In structuring "Addiction," Holt wanted to focus first on the human stories and then describe what scientists have been learning about the biology of addiction. But her executive producer urged her instead to weave in science throughout the narrative. While the restructuring was challenging, Holt said, the suggestion made for a more cogent film. As Edwards describes his descent into OxyContin addiction, for example, the film explains graphically why he had become addicted, showing how OxyContin ─ chemically similar to morphine ─ mimics the body’s natural pain relievers which bind to proteins called receptors.
Opioid drugs can raise dopamine levels in the reward pathways of the brain up to ten times higher than natural rewards like food or sex, Holt notes. The pain of trying to withdraw from the drug soon leads to more use of the drug to fight the symptoms of withdrawal. As Jasen Edwards says in the film, "Withdrawals will make your bones ache."
In addition to her evening lecture, Holt also spoke to two filmmaking classes and a class of international media fellows during her day-long visit to the Cronkite School. The AAAS Kavli lecture series, now in its second year, brings winners of the distinguished journalism award to campuses for public lectures and classroom workshops.
Holt is one of the AAAS Kavli program's "laureates," journalists who have won the award three times and, under the contest rules, are no longer eligible but continue to serve as exemplars of science journalism. The fall lecture series continues with talks on Thursday, Nov. 1, at Howard University by filmmaker Llewellyn Smith and Nov. 9 at Northwestern University by freelance writer Hillary Rosner.

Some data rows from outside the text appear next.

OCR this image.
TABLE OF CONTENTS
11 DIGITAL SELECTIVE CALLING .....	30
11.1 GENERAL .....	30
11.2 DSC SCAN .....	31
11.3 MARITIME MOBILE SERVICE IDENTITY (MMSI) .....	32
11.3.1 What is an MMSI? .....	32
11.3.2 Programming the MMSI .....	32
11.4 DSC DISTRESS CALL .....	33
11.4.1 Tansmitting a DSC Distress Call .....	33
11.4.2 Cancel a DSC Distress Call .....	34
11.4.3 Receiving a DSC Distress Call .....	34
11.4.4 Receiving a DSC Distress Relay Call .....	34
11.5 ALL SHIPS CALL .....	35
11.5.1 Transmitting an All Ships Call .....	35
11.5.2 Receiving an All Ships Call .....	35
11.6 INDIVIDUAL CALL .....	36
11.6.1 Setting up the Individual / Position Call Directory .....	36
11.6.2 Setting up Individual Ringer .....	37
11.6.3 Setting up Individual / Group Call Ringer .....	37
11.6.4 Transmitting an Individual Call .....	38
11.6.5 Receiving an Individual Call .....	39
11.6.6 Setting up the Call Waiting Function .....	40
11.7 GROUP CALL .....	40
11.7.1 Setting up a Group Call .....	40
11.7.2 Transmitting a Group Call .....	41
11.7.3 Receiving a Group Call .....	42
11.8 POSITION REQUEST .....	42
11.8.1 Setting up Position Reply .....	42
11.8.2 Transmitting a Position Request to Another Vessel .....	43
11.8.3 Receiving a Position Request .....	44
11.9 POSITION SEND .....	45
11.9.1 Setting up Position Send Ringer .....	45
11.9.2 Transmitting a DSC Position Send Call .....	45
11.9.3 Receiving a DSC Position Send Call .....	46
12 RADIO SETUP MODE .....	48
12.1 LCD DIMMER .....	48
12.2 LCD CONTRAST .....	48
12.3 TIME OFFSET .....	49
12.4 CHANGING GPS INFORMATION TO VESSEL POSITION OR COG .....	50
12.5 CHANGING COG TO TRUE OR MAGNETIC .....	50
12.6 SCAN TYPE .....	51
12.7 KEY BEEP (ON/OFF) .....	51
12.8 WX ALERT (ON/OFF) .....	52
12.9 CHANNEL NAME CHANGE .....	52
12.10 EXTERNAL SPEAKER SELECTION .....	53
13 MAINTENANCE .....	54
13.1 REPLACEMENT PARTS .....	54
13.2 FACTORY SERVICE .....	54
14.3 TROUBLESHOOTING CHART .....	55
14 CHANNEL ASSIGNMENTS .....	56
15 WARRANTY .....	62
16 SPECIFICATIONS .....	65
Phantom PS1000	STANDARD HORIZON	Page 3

Both are two-time winners of the award.
One of Holt's key messages during her visit to ASU was the need for young, committed journalists to continue making documentaries with a high regard for evidence and facts.
Holt, who graduated from New York University’s film school, got her start in the business editing short trailers for commercial feature films. She joined the staff at NOVA as an editor and worked her way up to producer. She encouraged the Cronkite students to get a foot in the door by doing internships wherever they can and taking editing assignments, a way to learn the details of putting a film together that will pay off throughout a career.
In some cases, an editor can "save" a film, Holt said, by addressing missed shots and gaps in reporting in the editing room. Early in her editing career, she said, she had opportunities to save others. Now she saves herself by doing most of the editing on her documentaries, occasionally with help from an assistant. Documentary films require long, demanding days of field work and late-night hours in the editing room, and Holt said she often works more hours now than at the beginning of her career. But it is worth it, she said.
"This is not a lucrative profession," she told one class, "but you meet some of the most incredible people in the world." She said it is rewarding "to be in service to these incredible minds out there," helping to tell stories about science and its impact on society.
Holt said she was impressed by some of the projects Cronkite students are working on, with new tools and methods to tell stories and distribute them widely. In her own case, some clips from the "Addiction" documentary that did not make the final edit have done surprisingly well after being posted to Facebook. One segment received 91,000 views within the first few hours that it was online.
The bottom line in any kind of filmmaking, Holt said, is to keep it engaging. "You need to find people who are passionate, who have some sort of personal presence to engage you," she said. And don't be afraid to follow your instincts, Holt told the students. "If you find it interesting, your audience will find it interesting."